TUNA UDON,  from THE OUTER BANKS COOKBOOK, by Elizabeth Wiegand, Globe Pequot Press, 2nd Edition, 2013. (c)  Please credit if reproduced.  
            Beautiful loins of dark, red tuna are available fresh from the day boats at O’Neal’s Sea Harvest in Wanchese or at any of the seafood markets along the Outer Banks.  For a fascinating diversion, catch the charter boats when they return to Oregon Inlet Fishing Center or at the docks in Hatteras Village late in the afternoon, to see them unload or rather heave onto the boardwalk the big, torpedo-like yellowfin tunas caught just offshore.  At Hatteras Village, the local watermen at the fish cleaning stations make quick work of peeling the skin, then quartering the tuna to extract the loin.   Loins are then cut crosswise into steaks. 
            This dish makes a beautiful presentation, with the bright colors of the veggies in the udon noodles.  The tuna is very tender, almost like butter, when marinated in oil.  

For the tuna:
4 tuna steaks, at least 1-inch thick
½ cup extra virgin olive oil
2 teaspoons chili oil
3 strips lemon peel ½ inch wide
3 sprigs fresh thyme
2 large garlic cloves, slivered
salt and freshly ground pepper
For the Udon:
3 tablespoons white sesame seeds
1 tablespoon minced garlic
1 tablespoon minced fresh ginger root
¼ soy sauce
¼ cup canola or vegetable oil plus 1 tablespoon
½ teaspoon Tobasco or other hot sauce
½ cup chopped red pepper
3 green onions, chopped
½ pound fresh asparagus or 2 cups sugar snap peas
1 package (8 ounces) dried udon pasta

  1. At least an hour before cooking, marinate tuna steaks.  In a plastic, resealable bag, place the olive oil, chili oil, lemon peel, thyme, and garlic.  Squish it around to blend, then add the tuna steaks.  Place bag in refrigerator until time to cook.
  2. Start to prepare the udon noodles.  In a small skillet, over medium heat, place the sesame seeds, and shake the pan to stir them around as they toast.  When lightly browned, after about 3 to 5 minutes, remove from heat.
  3. In a small mixing bowl or jar with a tight lid, combine the garlic, ginger root, soy sauce, oil, hot sauce, red pepper, and onions.  Whisk, or shake the jar, to combine.
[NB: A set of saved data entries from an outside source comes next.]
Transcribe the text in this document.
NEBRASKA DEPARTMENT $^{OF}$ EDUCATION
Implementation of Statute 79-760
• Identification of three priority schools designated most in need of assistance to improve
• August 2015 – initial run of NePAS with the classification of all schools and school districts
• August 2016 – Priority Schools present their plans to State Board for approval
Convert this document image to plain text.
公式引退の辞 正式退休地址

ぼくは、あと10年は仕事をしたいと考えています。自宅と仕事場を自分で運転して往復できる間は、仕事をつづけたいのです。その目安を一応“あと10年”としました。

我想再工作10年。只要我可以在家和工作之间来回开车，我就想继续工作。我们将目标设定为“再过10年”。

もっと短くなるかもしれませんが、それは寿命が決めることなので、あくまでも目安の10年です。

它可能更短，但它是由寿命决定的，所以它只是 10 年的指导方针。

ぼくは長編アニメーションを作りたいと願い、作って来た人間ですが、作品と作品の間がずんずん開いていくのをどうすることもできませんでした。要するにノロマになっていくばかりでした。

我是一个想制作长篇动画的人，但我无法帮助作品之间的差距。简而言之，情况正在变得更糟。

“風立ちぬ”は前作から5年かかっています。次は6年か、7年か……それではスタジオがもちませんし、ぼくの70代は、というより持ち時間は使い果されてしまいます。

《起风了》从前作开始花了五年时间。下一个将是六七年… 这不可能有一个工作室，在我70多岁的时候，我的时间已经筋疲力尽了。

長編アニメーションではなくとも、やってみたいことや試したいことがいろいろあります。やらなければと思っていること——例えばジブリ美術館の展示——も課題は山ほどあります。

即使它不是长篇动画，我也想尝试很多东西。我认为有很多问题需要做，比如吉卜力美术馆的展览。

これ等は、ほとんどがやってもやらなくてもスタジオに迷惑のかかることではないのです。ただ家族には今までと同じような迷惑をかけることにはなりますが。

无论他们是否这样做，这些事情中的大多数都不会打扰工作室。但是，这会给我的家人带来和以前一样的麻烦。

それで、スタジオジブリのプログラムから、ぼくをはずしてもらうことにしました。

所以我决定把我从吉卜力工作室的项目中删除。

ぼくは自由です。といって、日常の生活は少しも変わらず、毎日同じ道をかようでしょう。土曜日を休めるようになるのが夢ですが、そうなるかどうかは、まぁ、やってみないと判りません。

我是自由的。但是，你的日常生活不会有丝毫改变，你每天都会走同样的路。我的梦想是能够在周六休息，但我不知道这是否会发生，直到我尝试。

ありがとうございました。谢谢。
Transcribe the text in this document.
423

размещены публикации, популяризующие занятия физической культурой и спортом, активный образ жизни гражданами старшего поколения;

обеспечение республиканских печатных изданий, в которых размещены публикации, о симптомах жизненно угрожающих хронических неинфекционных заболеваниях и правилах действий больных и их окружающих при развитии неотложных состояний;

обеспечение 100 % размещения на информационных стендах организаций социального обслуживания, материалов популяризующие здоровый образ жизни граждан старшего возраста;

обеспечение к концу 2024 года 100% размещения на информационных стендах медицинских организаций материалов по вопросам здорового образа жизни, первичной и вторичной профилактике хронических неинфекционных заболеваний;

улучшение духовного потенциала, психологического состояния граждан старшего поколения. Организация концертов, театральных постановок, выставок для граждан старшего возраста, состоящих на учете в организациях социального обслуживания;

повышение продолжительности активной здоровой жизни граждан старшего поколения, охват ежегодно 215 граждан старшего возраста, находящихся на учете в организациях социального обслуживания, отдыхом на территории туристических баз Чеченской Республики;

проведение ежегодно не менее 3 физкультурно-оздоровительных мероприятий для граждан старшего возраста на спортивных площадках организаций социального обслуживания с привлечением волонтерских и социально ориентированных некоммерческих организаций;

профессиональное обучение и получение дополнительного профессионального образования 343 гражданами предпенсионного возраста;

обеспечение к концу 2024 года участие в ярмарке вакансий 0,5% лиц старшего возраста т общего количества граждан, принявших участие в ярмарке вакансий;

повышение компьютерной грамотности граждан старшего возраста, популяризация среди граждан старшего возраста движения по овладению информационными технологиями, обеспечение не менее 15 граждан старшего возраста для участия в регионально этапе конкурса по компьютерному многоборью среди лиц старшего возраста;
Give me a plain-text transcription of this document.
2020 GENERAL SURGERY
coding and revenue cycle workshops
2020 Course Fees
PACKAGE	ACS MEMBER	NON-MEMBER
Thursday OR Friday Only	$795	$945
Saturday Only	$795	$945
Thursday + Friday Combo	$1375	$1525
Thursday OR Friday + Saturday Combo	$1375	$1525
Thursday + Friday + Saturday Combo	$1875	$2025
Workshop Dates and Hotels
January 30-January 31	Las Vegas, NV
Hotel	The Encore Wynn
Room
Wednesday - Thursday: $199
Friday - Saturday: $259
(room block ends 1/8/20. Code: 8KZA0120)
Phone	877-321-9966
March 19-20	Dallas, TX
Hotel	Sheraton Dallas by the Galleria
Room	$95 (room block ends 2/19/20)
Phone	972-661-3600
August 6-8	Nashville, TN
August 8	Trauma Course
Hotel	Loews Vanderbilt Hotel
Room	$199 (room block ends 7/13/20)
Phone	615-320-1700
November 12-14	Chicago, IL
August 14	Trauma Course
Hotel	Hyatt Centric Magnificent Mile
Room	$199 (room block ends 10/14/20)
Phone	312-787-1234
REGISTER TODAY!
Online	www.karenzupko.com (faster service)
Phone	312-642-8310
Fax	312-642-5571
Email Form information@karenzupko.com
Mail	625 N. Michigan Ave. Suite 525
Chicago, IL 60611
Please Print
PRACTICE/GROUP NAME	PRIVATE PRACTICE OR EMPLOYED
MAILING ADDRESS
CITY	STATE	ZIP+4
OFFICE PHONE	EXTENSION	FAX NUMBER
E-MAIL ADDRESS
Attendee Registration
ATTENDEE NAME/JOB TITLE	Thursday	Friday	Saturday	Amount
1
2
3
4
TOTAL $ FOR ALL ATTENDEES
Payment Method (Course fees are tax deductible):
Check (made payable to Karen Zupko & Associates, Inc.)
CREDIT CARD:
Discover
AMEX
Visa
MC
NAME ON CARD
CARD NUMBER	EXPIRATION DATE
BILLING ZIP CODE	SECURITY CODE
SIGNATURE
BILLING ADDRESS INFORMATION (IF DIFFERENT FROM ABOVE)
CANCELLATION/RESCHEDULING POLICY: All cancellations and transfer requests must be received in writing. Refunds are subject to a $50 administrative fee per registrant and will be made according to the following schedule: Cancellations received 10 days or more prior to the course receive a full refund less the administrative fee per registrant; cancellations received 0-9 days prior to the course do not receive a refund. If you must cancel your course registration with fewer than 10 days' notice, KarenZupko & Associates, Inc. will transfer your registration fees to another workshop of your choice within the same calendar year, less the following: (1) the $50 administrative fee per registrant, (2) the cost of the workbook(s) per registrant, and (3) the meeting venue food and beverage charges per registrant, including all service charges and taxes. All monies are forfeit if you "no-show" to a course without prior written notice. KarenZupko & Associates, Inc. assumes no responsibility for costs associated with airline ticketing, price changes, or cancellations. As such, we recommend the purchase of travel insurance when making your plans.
Let sit so that the flavors will meld.
  4. If you are using asparagus, snap the tough ends off, rinse, then cut into 2 inch pieces on the diagonal to make it attractive. Place in a skillet, barely cover with water, and set on stove.  Turn heat to medium high, and as soon as the water begins to boil, drain the asparagus, then immediately run cold water over the pieces to stop the cooking process and give it a bolder green color.
  5. When you are ready to serve within 30 minutes or less, put a large pot of water on high.  When it begins to boil, add the udon noodles, and time for about 9 to 10 minutes, or until pasta is al dente.  Drain, and place in a large serving bowl. 
  6. In a small skillet, place 1 tablespoon oil, red pepper and green onions, and if using, the sugar snap peas over medium high heat.  Cook and stir for just about 2 minutes, just enough to warm the vegetables but still keep them crisp.  Remove from heat and add to the udon noodles.  Add asparagus, if using.
  7. Whisk or shake the soy sauce combination, then pour over the noodles and vegetables.  Stir to combine.  Sprinkle with toasted sesame seeds. 
  8. Remove tuna from the bag and make sure none of the garlic or herbs have stuck to its sides.  Strain the oil into a large saute pan, and place over medium high heat.  When oil is hot, add tuna and season with salt and pepper.  Sear quickly, 2 to 3 minutes for the first side, turn and sear for an additional minute but no more than 3, depending on how rare you desire. We prefer tuna that is still red in the center, about 4 minutes total.  Remove from pan immediately.
  9. Place dressed noodles and vegetables in the center of each plate, and make a well in the center.  Place tuna in center.  Serve immediately.